Paul Rose was found guilty over obtaining about $2.2 million in payments from Mighty River Power (MRP) while Jane Rose was guilty of being associated with about $1.8 million of these.
This amount does not represent the financial harm suffered by the energy company, nor the benefit the offenders received.
A jail sentence was the only appropriate one for the father-of-four, the judge said.
The offending took place over Paul Rose's eight years of employment with MRP, which ended after an investigation and his subsequent dismissal in December 2012, when it was still a state-owned enterprise.
Paul Rose's job as an electrical engineer with MRP made him responsible for buying parts and organising services.
During his tenure, the Serious Fraud Office said, he secretly set up three companies that acted as a vendor to his employer.
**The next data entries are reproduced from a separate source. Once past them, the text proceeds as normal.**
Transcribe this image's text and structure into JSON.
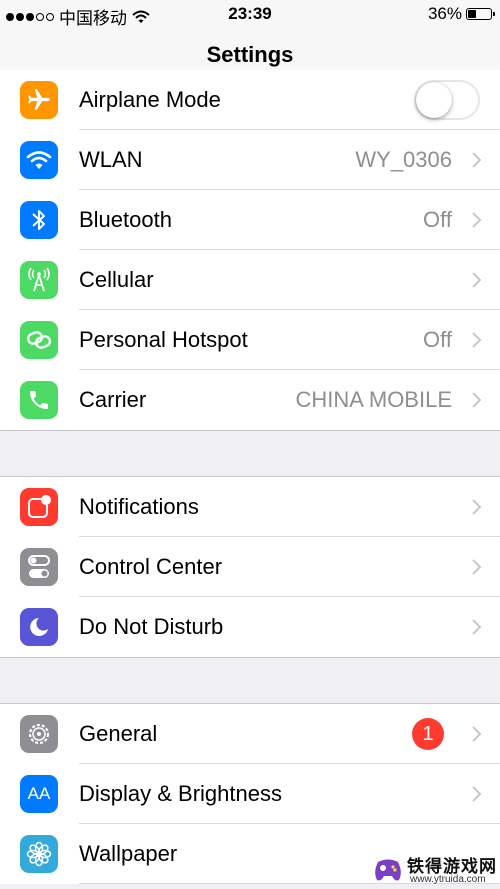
{
  "status_bar": {
    "carrier": "中国移动",
    "time": "23:39",
    "battery": "36%",
    "battery_level": 0.36
  },
  "nav": {
    "title": "Settings"
  },
  "groups": [
    {
      "rows": [
        {
          "label": "Airplane Mode",
          "icon": "airplane-icon",
          "color": "#ff9500",
          "control": "toggle",
          "toggle_on": false
        },
        {
          "label": "WLAN",
          "value": "WY_0306",
          "icon": "wifi-icon",
          "color": "#007aff"
        },
        {
          "label": "Bluetooth",
          "value": "Off",
          "icon": "bluetooth-icon",
          "color": "#007aff"
        },
        {
          "label": "Cellular",
          "value": "",
          "icon": "cellular-icon",
          "color": "#4cd964"
        },
        {
          "label": "Personal Hotspot",
          "value": "Off",
          "icon": "hotspot-icon",
          "color": "#4cd964"
        },
        {
          "label": "Carrier",
          "value": "CHINA MOBILE",
          "icon": "phone-icon",
          "color": "#4cd964"
        }
      ]
    },
    {
      "rows": [
        {
          "label": "Notifications",
          "icon": "notifications-icon",
          "color": "#ff3b30"
        },
        {
          "label": "Control Center",
          "icon": "control-center-icon",
          "color": "#8e8e93"
        },
        {
          "label": "Do Not Disturb",
          "icon": "moon-icon",
          "color": "#5856d6"
        }
      ]
    },
    {
      "rows": [
        {
          "label": "General",
          "badge": "1",
          "icon": "gear-icon",
          "color": "#8e8e93"
        },
        {
          "label": "Display & Brightness",
          "icon": "text-size-icon",
          "color": "#007aff",
          "icon_text": "AA"
        },
        {
          "label": "Wallpaper",
          "icon": "flower-icon",
          "color": "#34aadc"
        }
      ]
    }
  ],
  "watermark": {
    "title": "铁得游戏网",
    "url": "www.ytruida.com"
  }
}
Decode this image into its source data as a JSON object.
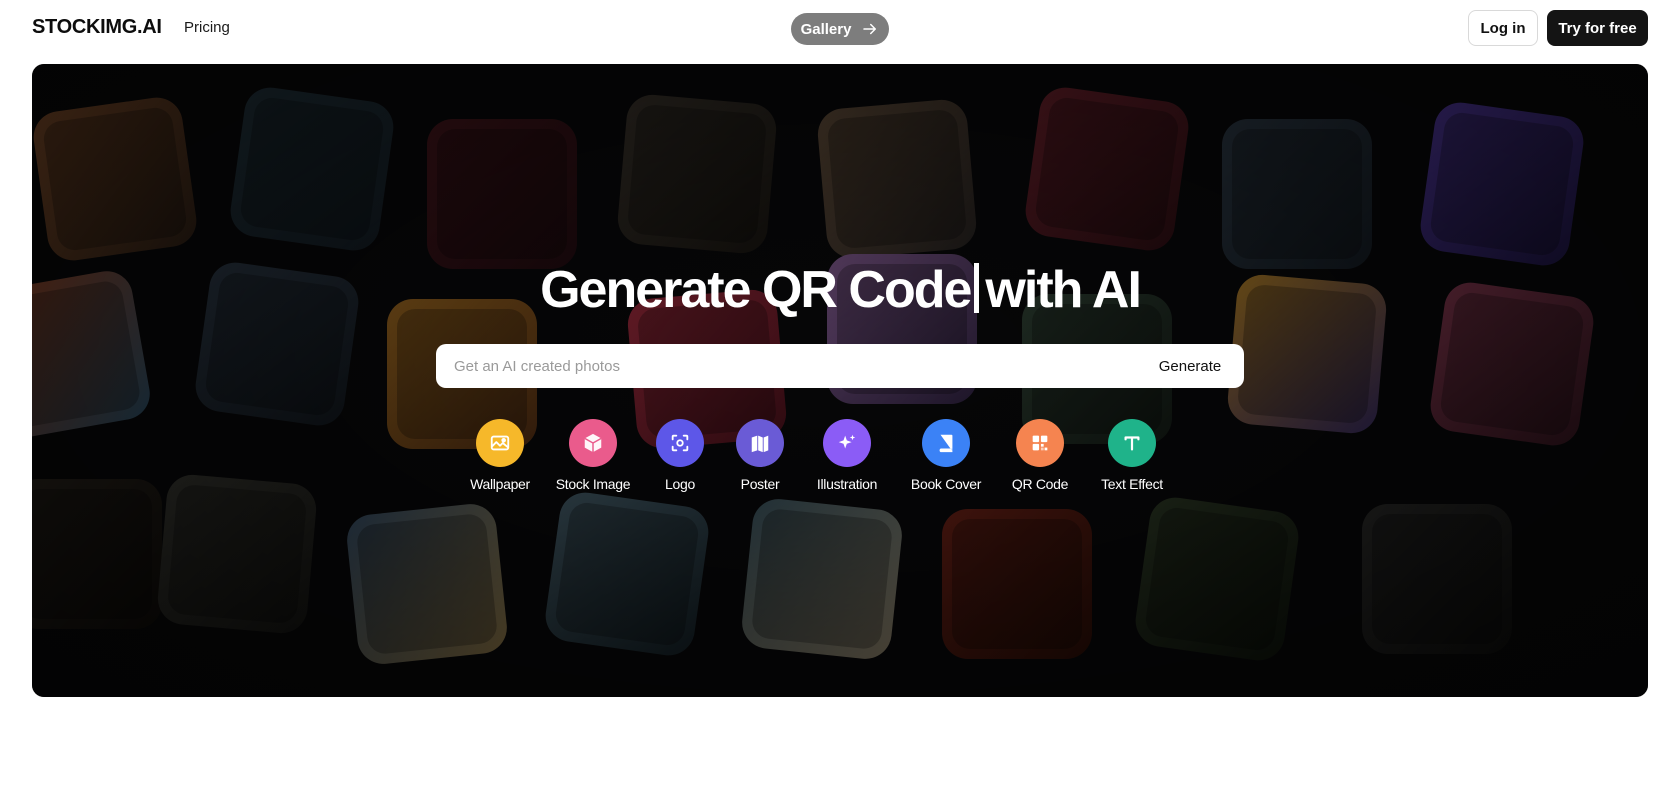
{
  "nav": {
    "logo": "STOCKIMG.AI",
    "pricing": "Pricing",
    "gallery": "Gallery",
    "login": "Log in",
    "try": "Try for free"
  },
  "hero": {
    "headline_left": "Generate QR Code",
    "headline_right": "with AI",
    "search_placeholder": "Get an AI created photos",
    "search_value": "",
    "generate": "Generate"
  },
  "categories": [
    {
      "label": "Wallpaper",
      "icon": "image-icon",
      "color": "#f6b82a"
    },
    {
      "label": "Stock Image",
      "icon": "box-icon",
      "color": "#ea5b8c"
    },
    {
      "label": "Logo",
      "icon": "focus-icon",
      "color": "#5d57e8"
    },
    {
      "label": "Poster",
      "icon": "map-icon",
      "color": "#6a5bd6"
    },
    {
      "label": "Illustration",
      "icon": "sparkles-icon",
      "color": "#8b5cf6"
    },
    {
      "label": "Book Cover",
      "icon": "book-icon",
      "color": "#3b82f6"
    },
    {
      "label": "QR Code",
      "icon": "qr-code-icon",
      "color": "#f58450"
    },
    {
      "label": "Text Effect",
      "icon": "text-icon",
      "color": "#1fb38a"
    }
  ]
}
Although his employee agreement required him to disclose his conflict of interest, he did not.
Paul Rose would buy goods from a real company, add a mark up and sell them to MRP, the SFO said.
Drawings from one of the secret companies funded the former couple's lifestyle and were used to pay the deposit on a house.
The pair could not have done this if Jane Rose had not assisted her then-husband with his deception, the judge said.
However, Justice Edwards said this was a secondary role and said a sentence of 9 months' home detention was appropriate in her case.
CROWN WANTED JAIL FOR BOTH
At the pair's sentencing this morning, Crown prosecutor Nick Williams described the case as a procurement fraud and pushed for the pair to be jailed.
Jane Rose had shown some remorse but it was qualified and a pre-sentence report suggested she had a sense of entitlement and was owed money by MRP, Williams said.
Paul Rose, the court heard, had a number of previous convictions, mostly for driving.
He had received a 1 year suspended sentence for receiving stolen property and arson, Williams said.
He therefore deserved no discount to his sentence for previous good character, the prosecutor said.
HOME DETENTION 'AN OPTION' - DEFENCE
Rachael Reed, the lawyer for Paul Rose, took issue with how the Crown described the case and said it was non-disclosure fraud rather than a procurement fraud.
Parts and services had been provided to MRP, she said.
The Crown could not prove there was a loss to MRP because there was no evidence the company would have otherwise obtained those goods and services at a lesser value, Reed said.
Reed disagreed that her client had blamed Jane Rose in the pre-sentence report and said he had shown "elements of remorse".
Paul Rose was a man before the court who had lost everything - his job, marriage, contact with step-children and his assets had all been restrained, she said.
He had taken steps to rebuild himself and had found new employment and formed a new relationship.
Home detention was an option, even if it required a degree of mercy from the judge.
There was no indication that the case had adversely affected MRP's share price, he submitted.
In discussing mitigating figures, Goodwin said Jane Rose had lost her job as a sales representative because of publicity around the case.
She has three children and is their primary caregiver. She deserved a discount for her previous good character, Goodwin said, and she had expressed remorse.
While the Crown was pushing for jail, Goodwin took "an entirely different position".
"An appropriate sentence would be one of home detention, or alternatively community detention," he said.